Advogada Marianne Bernardi de Oliveira e desembargador Luiz Alberto de Vargas durante sessão
Reprodução/TRT4
A advogada lamentou as justificativas dadas pelo magistrado à imprensa, dizendo que ele não se retratou pelo episódio.
“Eu queria estar em paz, cuidando da minha gestação, e estou passando por estresse por pura arrogância dele. Ele não se retratou, ele não dá o braço a torcer”, lamenta.
Já Vargas lamentou o que chamou de “incidente” e a repercussão negativa do caso. O desembargador diz que pediu uma licença de 30 dias em razão do episódio.

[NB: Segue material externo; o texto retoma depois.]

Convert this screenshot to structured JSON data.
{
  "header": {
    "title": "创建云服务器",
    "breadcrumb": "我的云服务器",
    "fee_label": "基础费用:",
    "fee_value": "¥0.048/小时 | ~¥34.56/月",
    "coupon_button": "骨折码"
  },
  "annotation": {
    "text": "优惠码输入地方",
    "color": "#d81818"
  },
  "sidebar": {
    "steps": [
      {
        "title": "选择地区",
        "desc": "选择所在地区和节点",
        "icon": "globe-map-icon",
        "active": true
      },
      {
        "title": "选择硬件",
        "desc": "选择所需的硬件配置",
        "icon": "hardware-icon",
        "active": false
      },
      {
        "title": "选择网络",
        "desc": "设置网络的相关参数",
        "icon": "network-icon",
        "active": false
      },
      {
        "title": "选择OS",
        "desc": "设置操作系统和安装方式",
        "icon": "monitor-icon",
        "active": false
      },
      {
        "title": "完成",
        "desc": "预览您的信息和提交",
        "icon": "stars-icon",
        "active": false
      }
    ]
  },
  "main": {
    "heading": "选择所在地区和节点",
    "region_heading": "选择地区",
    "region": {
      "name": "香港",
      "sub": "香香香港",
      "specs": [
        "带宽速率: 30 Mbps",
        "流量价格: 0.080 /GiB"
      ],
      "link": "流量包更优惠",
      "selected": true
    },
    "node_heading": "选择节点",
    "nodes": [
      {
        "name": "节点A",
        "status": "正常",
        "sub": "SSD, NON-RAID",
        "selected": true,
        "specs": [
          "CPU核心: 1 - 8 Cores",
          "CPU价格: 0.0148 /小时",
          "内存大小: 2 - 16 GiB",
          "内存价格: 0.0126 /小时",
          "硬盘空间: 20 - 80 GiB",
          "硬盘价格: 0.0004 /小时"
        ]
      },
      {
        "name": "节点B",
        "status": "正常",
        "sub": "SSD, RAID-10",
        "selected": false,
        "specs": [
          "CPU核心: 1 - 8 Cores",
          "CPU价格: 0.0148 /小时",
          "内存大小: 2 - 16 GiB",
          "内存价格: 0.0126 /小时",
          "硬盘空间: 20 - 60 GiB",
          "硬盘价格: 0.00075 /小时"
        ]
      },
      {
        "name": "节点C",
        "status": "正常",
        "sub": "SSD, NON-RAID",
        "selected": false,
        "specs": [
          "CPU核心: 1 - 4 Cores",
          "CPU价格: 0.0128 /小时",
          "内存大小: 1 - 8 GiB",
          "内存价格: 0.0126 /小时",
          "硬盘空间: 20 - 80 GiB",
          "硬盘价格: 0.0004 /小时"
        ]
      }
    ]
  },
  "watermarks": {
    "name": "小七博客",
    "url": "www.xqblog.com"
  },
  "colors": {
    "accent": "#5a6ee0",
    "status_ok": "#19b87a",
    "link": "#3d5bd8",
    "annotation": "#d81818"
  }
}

“Foi um incidente lamentável e totalmente desnecessário. Eu te confesso que fiquei muito estressado, muito chateado. Tenho orgulho da minha trajetória, tenho orgulho da minha biografia. Eu não merecia uma coisa dessas. Isso me abalou”, fala.
A advogada Marianne Bernardi de Oliveira diz esperar por uma punição contra o desembargador.
“Eu espero que tenha um resultado, não só por mim, pela humilhação que eu passei, mas por todas as mulheres que passam por isso. Ele tem que ser punido porque ele coloca em xeque a confiança que a gente tem como cidadão no Judiciário”, afirma a advogada.
Advogada grávida mostra barriga durante sessão virtual do TRT4, em Porto Alegre
Reprodução/TRT4
Reação de entidades
Diversas entidades se manifestaram contra a conduta do desembargador. A seccional gaúcha da Ordem dos Advogados do Brasil (OAB) afirma que o desembargador “violou, deliberada e reiteradamente, os direitos legalmente assegurados às advogadas” e que “é inaceitável que, em pleno ano de 2024, os direitos fundamentais das mulheres no ambiente de trabalho e as prerrogativas das advogadas sejam violadas de tal maneira”.
O presidente do Conselho Federal da OAB, Beto Simonetti, afirma que “é incontestável a prerrogativa de proteger a saúde e garantir condições adequadas de trabalho às advogadas em período de gestação”.
O Ministério Público do Trabalho (MPT) no Rio Grande do Sul afirma que “é imperativo garantir o respeito às trabalhadoras gestantes e lactantes, que merecem ser amparadas em seus direitos em todos os ambientes de trabalho, incluindo o Poder Judiciário”.
Entidades como a Associação Nacional dos Procuradores e das Procuradoras do Trabalho (ANPT), a Associação Gaúcha da Advocacia Trabalhista (Agetra), a Associação dos Advogados Trabalhistas de Empresas no Rio Grande do Sul (Satergs) e um grupo de juízas e desembargadoras mulheres do TRT4 também criticaram a postura do desembargador.